Richterin Gabriele Buck konnte vor diesem Hintergrund aber noch weniger verstehen, warum die Frau das Bild mit dem Judenstern gepostet hatte. Es sei ja allgemein bekannt, dass das Thema sensibel sei. Und: „Es war gesetzwidrig, selbst wenn das Motiv auf 1000 TShirts gedruckt war“, sagte Buck. Auf Nachfrage der Richterin hatte die 56-Jährige nur eine mögliche Erklärung parat: Viele ihrer Freundschaften seien kaputt gegangen, weil jeder eine andere Meinung zum Thema Impfen gehabt habe. Das habe sie sehr belastet.

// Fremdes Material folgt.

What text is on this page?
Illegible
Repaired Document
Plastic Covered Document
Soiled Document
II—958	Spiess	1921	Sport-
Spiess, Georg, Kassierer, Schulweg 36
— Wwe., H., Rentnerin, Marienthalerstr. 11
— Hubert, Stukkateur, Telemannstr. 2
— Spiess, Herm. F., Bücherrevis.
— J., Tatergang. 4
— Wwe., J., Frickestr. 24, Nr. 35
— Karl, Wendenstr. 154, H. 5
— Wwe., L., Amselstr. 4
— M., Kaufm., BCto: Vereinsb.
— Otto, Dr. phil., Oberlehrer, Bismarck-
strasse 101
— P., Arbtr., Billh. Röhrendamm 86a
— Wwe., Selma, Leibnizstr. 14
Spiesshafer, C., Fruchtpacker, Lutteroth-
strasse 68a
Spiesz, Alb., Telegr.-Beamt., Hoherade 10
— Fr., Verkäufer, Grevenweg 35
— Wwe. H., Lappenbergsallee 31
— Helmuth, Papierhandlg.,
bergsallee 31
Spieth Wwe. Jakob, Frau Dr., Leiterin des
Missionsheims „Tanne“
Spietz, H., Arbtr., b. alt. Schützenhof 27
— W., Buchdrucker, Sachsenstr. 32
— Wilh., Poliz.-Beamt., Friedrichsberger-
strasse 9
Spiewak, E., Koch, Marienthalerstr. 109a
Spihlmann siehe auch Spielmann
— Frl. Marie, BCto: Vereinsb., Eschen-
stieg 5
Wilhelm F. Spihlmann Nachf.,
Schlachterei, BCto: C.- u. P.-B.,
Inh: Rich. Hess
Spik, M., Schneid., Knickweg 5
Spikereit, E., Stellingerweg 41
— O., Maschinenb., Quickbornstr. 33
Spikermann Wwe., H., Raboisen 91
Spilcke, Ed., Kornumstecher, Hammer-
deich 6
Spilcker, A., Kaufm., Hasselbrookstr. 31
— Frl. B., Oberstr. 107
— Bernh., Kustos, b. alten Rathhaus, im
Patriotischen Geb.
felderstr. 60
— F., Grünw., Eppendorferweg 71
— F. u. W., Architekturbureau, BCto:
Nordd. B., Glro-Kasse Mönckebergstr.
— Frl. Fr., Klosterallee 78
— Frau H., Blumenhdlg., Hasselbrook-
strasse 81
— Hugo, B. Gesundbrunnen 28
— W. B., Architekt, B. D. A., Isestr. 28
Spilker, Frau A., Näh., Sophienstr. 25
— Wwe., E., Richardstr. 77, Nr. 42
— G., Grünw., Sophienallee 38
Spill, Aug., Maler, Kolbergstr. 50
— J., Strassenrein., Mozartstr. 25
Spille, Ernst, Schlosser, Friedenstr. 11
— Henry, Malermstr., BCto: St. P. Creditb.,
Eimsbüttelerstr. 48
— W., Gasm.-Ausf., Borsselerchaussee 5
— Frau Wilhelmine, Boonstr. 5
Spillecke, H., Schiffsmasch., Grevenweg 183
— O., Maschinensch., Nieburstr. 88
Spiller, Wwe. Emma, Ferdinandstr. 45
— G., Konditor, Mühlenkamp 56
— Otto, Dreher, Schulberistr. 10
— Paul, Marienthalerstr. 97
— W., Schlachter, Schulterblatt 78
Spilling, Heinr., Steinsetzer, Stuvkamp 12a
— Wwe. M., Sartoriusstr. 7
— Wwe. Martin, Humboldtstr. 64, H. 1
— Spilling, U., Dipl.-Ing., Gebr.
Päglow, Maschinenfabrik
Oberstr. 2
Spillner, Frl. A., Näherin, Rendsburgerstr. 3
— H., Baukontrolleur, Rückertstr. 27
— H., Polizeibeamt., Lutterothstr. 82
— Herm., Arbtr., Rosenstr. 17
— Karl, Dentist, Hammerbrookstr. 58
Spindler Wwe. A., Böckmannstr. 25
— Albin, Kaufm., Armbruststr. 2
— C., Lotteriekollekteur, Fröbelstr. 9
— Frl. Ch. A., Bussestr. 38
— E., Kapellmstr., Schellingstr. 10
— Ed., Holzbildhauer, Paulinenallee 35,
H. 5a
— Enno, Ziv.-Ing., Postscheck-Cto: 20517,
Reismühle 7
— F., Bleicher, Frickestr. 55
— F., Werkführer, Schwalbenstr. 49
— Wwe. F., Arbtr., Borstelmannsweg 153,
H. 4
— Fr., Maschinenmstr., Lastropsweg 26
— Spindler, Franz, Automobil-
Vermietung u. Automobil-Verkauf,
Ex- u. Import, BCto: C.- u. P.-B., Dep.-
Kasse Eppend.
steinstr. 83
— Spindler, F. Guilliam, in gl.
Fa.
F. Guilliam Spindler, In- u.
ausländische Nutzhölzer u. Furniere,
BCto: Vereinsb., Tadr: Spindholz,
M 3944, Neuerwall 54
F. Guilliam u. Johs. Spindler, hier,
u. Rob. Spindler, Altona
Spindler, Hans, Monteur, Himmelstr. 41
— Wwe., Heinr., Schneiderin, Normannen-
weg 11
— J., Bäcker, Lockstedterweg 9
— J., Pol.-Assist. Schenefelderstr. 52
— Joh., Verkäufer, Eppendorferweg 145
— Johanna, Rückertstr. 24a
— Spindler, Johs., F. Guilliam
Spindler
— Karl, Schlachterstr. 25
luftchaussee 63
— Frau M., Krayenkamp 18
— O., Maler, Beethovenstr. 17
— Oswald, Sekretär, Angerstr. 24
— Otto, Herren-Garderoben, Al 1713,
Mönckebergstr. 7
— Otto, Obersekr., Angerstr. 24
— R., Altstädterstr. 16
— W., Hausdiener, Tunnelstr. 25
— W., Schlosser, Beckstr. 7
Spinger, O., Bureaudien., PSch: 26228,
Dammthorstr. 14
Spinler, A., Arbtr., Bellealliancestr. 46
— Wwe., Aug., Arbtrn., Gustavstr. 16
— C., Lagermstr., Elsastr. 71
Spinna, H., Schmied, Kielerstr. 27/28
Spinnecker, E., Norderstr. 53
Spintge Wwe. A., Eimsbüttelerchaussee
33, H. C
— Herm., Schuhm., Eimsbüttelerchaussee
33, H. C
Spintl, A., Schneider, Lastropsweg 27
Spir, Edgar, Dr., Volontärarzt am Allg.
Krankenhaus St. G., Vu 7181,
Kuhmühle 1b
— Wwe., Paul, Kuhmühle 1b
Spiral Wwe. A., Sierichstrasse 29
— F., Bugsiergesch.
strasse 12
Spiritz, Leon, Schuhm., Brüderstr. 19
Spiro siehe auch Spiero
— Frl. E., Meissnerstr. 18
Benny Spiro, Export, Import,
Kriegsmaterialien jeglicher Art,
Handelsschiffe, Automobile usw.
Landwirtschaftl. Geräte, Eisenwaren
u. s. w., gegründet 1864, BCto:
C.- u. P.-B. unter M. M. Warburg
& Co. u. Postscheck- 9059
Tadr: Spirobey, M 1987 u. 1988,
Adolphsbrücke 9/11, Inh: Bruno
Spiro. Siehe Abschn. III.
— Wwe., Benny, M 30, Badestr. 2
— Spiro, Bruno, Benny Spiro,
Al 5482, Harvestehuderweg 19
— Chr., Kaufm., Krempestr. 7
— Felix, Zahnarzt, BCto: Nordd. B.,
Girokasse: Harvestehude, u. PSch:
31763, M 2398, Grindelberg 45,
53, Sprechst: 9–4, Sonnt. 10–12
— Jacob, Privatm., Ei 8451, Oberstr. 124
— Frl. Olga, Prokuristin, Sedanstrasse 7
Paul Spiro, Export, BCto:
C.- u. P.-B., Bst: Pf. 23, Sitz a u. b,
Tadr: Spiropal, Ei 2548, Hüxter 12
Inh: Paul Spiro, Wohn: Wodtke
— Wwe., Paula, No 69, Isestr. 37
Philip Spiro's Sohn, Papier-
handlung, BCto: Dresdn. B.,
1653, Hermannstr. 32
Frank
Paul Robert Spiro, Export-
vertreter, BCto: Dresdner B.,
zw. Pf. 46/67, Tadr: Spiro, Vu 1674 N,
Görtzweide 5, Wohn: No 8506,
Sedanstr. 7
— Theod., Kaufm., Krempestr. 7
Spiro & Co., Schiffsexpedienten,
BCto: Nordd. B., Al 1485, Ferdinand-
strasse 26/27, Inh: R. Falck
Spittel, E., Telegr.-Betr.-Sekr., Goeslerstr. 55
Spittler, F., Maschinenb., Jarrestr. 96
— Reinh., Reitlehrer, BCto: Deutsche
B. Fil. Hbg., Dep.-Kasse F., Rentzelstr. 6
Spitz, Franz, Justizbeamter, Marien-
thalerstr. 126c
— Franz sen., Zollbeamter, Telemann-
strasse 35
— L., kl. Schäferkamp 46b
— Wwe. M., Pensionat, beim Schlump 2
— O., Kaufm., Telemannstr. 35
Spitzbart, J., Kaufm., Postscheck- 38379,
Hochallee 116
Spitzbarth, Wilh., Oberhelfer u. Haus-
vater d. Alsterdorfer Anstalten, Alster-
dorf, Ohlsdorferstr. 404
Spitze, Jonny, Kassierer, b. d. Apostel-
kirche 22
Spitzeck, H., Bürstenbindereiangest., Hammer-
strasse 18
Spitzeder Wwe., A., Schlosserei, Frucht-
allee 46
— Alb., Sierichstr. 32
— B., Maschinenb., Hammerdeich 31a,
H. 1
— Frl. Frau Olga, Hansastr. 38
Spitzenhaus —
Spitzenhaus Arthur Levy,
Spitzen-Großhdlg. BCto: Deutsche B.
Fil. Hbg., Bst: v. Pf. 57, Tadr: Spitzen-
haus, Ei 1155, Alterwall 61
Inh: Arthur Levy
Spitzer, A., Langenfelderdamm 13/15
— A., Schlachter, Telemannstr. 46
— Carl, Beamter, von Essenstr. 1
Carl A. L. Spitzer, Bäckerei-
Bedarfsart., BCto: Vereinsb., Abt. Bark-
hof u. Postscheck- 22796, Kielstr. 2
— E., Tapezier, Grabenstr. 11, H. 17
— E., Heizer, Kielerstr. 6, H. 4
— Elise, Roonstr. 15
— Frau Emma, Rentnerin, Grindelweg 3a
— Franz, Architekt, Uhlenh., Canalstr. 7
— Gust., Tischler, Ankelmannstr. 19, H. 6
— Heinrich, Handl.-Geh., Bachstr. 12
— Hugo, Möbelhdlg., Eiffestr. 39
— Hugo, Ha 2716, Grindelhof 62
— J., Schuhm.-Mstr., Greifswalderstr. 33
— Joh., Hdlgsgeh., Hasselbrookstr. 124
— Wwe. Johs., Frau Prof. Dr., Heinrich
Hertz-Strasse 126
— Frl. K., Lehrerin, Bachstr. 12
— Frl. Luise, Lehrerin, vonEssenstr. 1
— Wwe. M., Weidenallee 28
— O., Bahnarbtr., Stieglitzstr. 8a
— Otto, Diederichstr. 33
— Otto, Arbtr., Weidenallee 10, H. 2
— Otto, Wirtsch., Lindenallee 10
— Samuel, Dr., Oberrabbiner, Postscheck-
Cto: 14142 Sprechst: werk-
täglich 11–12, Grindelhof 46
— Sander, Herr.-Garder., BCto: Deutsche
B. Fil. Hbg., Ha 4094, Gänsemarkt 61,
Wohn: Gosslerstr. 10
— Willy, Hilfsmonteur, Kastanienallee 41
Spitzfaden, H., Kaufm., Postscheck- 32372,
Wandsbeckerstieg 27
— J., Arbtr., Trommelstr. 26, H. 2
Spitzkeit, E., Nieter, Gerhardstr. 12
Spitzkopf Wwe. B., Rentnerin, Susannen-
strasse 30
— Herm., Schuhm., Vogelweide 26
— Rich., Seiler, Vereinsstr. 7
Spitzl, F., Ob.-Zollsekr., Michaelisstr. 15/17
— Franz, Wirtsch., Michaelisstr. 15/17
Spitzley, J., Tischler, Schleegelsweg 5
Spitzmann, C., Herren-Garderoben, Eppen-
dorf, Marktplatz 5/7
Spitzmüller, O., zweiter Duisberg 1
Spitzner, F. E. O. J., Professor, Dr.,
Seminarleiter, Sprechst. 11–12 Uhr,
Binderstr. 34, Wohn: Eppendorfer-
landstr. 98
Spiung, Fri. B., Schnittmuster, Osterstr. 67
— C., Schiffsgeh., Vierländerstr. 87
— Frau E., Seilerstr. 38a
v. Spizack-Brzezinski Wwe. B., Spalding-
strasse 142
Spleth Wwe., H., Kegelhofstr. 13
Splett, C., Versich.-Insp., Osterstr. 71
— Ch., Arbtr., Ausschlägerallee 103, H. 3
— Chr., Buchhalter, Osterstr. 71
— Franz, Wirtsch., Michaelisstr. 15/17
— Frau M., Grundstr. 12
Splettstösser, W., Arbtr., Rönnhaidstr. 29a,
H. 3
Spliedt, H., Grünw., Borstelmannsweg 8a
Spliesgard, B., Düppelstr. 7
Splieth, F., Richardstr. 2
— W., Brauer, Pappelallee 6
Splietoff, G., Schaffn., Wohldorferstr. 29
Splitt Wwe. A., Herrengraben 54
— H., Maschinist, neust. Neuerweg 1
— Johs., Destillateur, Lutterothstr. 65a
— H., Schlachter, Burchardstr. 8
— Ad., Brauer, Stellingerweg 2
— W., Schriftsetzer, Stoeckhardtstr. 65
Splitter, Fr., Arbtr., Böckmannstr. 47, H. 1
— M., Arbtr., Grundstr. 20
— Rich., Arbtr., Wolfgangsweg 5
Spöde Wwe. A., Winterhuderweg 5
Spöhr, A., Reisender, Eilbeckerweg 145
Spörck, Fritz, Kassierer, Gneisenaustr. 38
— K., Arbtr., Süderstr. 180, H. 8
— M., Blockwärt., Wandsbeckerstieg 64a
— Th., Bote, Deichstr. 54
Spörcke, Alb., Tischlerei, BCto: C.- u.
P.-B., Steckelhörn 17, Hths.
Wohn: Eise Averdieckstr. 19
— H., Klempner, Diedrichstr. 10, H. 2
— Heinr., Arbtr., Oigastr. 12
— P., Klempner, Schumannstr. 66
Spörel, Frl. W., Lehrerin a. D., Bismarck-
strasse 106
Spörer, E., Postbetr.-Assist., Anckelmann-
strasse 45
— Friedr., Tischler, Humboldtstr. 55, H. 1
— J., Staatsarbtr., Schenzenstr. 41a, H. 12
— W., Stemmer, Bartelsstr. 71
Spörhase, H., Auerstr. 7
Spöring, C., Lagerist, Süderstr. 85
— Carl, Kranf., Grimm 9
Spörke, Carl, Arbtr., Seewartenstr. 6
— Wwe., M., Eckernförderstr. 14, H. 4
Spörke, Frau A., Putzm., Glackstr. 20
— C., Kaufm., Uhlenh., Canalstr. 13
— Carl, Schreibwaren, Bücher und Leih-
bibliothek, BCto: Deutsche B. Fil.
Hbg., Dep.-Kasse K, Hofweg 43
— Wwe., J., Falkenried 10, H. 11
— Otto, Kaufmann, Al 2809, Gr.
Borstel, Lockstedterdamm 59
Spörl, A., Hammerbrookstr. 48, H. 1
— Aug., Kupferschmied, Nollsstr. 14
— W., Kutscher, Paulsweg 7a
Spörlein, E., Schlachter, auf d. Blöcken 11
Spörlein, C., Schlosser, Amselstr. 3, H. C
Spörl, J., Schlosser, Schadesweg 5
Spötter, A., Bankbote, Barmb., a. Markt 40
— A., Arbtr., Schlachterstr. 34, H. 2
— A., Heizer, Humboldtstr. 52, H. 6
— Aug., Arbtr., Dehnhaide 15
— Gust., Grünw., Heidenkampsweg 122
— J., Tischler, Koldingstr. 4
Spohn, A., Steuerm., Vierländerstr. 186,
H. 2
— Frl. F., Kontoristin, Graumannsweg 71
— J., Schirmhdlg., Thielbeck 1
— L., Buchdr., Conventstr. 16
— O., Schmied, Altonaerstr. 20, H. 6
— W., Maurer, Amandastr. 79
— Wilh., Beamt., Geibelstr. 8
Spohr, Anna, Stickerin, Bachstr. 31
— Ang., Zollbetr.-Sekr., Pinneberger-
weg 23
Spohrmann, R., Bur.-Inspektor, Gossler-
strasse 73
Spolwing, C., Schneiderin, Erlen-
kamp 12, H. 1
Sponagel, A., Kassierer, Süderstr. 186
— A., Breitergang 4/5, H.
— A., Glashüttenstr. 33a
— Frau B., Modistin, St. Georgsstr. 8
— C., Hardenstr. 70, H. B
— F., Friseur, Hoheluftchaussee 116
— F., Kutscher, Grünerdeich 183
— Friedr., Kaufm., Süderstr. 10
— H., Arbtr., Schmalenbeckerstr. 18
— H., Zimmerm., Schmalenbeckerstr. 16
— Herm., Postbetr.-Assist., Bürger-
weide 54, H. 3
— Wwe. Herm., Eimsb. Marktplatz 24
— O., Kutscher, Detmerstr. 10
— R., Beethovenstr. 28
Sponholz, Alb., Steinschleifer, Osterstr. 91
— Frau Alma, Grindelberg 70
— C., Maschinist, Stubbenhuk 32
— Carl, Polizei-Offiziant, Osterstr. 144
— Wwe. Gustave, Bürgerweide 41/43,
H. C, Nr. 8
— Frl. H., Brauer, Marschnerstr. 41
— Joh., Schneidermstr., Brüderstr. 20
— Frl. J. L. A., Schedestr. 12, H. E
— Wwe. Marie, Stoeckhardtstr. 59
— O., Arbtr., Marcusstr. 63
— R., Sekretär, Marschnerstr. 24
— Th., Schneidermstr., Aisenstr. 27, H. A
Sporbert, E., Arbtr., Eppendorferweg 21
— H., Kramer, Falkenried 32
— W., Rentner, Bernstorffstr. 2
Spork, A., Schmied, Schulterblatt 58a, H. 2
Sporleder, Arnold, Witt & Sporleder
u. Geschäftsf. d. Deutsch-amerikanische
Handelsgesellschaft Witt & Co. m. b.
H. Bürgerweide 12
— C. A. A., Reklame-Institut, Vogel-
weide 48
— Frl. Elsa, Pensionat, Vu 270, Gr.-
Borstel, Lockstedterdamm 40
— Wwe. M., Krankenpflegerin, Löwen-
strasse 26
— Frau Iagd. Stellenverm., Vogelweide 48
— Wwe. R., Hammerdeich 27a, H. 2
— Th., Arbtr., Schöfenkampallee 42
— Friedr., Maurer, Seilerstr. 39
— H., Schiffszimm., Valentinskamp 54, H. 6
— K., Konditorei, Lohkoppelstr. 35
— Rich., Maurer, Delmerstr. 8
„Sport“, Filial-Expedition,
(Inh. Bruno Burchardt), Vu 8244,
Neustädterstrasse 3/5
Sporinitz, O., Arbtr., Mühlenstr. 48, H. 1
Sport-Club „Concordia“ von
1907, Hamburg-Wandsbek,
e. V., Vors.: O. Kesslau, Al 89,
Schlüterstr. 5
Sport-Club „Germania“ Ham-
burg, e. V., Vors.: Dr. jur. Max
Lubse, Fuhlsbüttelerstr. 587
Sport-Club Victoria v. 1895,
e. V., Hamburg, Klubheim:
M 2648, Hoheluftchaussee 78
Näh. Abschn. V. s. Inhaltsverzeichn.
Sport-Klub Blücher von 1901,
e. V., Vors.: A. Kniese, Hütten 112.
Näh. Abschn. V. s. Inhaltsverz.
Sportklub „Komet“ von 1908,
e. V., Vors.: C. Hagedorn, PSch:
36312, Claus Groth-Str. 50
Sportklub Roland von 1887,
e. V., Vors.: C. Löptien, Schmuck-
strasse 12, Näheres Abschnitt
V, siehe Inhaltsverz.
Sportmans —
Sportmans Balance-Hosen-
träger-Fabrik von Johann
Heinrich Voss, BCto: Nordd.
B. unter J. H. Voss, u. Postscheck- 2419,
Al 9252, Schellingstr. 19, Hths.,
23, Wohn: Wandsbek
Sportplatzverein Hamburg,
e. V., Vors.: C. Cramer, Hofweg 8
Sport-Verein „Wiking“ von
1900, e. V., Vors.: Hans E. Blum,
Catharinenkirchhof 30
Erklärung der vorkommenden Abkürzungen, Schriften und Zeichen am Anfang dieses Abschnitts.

Gegen eine bereits im Frühjahr angeordnete Geldstrafe hatte die Frau Einspruch eingelegt. Da unstrittig war, dass sie Straftaten begangen hatte, ging es in der Verhandlung darum, welche Höhe angebracht ist. Oberstaatsanwalt Markus Schroth betonte, dass der erste Strafbefehl schon milde angesetzt gewesen sei, theoretisch hätte auch eine Freiheitsstrafe verhängt werden können. Er beantragte, den Tagessatz auf 30 Euro festzulegen, der Anwalt forderte 20 Euro. Die Richterin zeigte nach eigenen Angaben viel guten Willen und verurteilte die 56-Jährige zu 165 Tagessätzen à 30 Euro, insgesamt also knapp 5000 Euro. Zudem muss die Frau die Kosten des Verfahrens tragen. Das Urteil ist noch nicht rechtskräftig.
„Du bist ein kleiner Wichser“
Mit diesem Kommentar soll die Angeklagte ein Foto des sächsischen Ministerpräsidenten versehen haben.